‘- ¡Abre la caja y dame el dinero, chino de mierda! ¡Abre la puta caja o por mis muertos que te reviento, te reviento aquí mismo!
La media con la que se cubría la cara le deformaba las facciones. El revólver le temblaba casi tanto como la voz.
El dependiente entendía perfectamente sus palabras, pero se hizo el tonto. Había sido un día largo y aburrido, análogo del anterior hasta un punto inquietante. Aquello suponía una ruptura en la monotonía. Por eso, levantó ambas manos con las palmas extendidas hacia fuera, frunció el ceño en señal de incomprensión y exageró aún más su acento oriental:
– ¿Caja? ¿La caja?
– ¡Sí, sí, la caja registradora, chino de mierda! ¡La caja registradora, el dinero de la caja!
Fue cuestión de rapidez. El atracador hacía señas, histriónico y desesperado, en dirección a la caja registradora con la mano armada. Aprovechando uno de estos aspavientos, el dependiente agarró la pistola que escondía en un hueco bajo el mostrador.
El atracador se vio traicionado por sus reflejos, o tal vez los nervios le obnubilaron la atención. En cualquier caso, no se dio cuenta de lo que estaba ocurriendo hasta que ya tenía una bala en las tripas. El estruendo de la detonación resonó en toda la tienda según se le abría un segundo agujero en el abdomen. El impacto lo lanzó hacia atrás, postrándolo en el suelo.
Comenzó a dar alaridos y a retorcerse, tratando de taponarse la herida con las manos. Pocos sitios peores para recibir un disparo que el estómago; se pueden llegar a aguantar varios días vivo, experimentando una agonía terrible, con la bala incrustada en el interior.
La grabación de la cámara de seguridad registró, en blanco y negro, con grano y cierta ralentización en los movimientos, lo que ocurrió a continuación.
El dependiente sale de detrás del mostrador con el arma en alto, recoge el revólver del suelo y se lo guarda en la trasera de los pantalones. Se dirige al teléfono sin quitarle ojo de encima al atracador, desarmado y malherido, que le está poniendo el suelo perdido de sangre. Marca un par de números, y se detiene. Salta a la vista que tiene un momento de duda, pero no dura demasiado. Tras unos instantes de reflexión, cuelga. Cuando regresa junto al atracador caído, la decisión está tomada.
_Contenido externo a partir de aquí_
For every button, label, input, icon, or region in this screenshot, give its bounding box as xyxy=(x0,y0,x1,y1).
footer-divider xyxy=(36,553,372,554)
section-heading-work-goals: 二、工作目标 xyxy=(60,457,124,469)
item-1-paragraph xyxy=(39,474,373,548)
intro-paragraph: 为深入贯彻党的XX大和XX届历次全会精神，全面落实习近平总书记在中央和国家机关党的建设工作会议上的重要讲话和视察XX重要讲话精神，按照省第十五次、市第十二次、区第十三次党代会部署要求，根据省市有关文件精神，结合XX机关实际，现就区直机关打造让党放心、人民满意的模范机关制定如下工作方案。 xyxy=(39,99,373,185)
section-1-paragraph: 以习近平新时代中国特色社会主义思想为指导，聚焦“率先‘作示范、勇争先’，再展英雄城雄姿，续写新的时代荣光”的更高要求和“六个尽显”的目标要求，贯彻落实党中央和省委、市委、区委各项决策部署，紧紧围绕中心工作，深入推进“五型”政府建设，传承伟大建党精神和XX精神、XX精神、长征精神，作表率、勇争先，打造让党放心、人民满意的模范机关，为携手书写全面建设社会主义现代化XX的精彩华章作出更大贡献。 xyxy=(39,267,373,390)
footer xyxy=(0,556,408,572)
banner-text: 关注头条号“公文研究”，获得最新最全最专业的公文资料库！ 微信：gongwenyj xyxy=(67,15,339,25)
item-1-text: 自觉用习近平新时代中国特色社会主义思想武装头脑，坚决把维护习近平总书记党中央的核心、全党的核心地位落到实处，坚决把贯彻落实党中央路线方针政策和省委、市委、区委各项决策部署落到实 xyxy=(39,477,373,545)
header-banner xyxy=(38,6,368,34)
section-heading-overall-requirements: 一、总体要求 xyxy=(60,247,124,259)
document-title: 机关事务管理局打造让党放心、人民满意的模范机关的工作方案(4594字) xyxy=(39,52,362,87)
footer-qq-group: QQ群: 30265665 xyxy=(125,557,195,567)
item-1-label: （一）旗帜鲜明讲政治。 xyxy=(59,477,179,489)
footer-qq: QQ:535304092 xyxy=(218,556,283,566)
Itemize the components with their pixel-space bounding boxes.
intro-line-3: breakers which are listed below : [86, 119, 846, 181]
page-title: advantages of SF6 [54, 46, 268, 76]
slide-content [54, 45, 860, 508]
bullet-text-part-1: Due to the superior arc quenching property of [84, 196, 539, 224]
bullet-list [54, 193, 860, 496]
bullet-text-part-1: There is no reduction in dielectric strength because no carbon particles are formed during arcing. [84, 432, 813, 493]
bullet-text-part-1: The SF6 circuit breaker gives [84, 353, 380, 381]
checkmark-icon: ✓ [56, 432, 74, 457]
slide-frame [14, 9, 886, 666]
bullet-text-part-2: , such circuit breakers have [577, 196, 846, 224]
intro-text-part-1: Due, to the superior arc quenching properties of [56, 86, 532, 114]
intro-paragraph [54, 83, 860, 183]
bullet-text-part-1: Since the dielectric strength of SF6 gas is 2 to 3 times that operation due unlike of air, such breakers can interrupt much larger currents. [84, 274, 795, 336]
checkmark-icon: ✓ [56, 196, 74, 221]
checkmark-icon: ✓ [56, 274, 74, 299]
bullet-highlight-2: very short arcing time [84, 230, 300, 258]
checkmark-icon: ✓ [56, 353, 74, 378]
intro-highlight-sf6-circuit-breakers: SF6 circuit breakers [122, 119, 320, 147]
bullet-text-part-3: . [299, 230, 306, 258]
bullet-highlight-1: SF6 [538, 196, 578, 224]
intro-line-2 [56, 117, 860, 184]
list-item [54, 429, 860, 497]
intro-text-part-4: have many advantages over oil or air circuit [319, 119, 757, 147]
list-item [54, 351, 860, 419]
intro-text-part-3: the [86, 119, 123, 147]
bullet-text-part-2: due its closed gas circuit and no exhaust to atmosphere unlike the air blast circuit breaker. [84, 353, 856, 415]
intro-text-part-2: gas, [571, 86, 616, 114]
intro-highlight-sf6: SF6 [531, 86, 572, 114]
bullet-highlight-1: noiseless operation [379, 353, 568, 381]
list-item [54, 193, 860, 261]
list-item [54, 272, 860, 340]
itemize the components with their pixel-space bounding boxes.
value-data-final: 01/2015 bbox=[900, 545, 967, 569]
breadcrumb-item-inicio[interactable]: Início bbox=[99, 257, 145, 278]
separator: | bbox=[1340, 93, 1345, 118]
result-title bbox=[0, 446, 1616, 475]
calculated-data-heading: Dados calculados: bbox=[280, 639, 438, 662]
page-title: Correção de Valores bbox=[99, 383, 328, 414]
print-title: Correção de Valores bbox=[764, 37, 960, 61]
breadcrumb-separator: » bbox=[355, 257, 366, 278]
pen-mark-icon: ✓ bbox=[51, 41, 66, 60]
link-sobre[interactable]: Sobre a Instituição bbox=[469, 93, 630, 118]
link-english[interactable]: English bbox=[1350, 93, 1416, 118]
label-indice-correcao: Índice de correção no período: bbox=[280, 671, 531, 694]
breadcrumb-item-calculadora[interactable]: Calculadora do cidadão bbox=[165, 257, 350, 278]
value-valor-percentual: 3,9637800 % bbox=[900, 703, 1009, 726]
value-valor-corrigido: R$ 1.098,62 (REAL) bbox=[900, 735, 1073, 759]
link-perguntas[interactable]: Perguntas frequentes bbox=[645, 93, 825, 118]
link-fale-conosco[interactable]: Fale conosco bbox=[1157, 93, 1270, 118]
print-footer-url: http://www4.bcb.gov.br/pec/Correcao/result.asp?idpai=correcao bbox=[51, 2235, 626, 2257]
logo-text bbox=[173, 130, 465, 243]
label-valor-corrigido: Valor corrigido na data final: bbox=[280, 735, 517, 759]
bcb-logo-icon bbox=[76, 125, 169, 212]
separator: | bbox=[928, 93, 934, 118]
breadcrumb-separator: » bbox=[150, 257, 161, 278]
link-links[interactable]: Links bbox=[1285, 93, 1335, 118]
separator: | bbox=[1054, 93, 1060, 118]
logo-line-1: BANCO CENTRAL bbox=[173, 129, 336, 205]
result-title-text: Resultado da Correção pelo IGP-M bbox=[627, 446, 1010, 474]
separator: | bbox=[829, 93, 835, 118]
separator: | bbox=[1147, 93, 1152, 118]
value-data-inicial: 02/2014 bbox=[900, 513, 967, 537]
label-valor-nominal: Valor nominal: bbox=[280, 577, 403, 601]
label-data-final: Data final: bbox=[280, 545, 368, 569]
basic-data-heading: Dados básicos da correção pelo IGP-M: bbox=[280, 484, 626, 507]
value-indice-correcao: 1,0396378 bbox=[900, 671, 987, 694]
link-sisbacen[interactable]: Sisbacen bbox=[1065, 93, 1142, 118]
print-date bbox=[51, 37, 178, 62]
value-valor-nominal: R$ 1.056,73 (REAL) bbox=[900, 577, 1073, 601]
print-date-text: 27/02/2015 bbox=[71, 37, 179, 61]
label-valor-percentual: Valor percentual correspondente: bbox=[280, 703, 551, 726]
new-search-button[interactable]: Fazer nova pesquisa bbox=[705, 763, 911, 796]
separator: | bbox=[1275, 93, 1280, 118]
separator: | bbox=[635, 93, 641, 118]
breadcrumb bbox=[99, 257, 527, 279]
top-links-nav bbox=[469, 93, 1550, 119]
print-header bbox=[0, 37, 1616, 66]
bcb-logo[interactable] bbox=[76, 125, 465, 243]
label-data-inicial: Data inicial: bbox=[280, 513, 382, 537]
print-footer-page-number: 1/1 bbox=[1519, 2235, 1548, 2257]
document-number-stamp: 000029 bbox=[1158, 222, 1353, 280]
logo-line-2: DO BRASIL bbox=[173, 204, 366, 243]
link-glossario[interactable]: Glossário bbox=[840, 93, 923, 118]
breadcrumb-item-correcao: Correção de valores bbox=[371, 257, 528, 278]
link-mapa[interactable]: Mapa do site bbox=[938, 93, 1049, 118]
El dependiente lo observa en ángulo picado desde su posición de superioridad. La victoria es suya. Ha defendido el negocio y demostrado quién manda, además de haber obtenido algo de diversión inesperada en una jornada mortalmente tediosa y haberse quitado por fin la espinita de abrir fuego contra otro ser humano.
A pesar de todo, parece que no se siente del todo satisfecho, así que desenfunda el revólver y remata al atracador a bocajarro. Un tiro en el cuello y otro en la frente. El cráneo revienta, los sesos se desparraman. Y cuando la sangre le salta a la cara, no pestañea.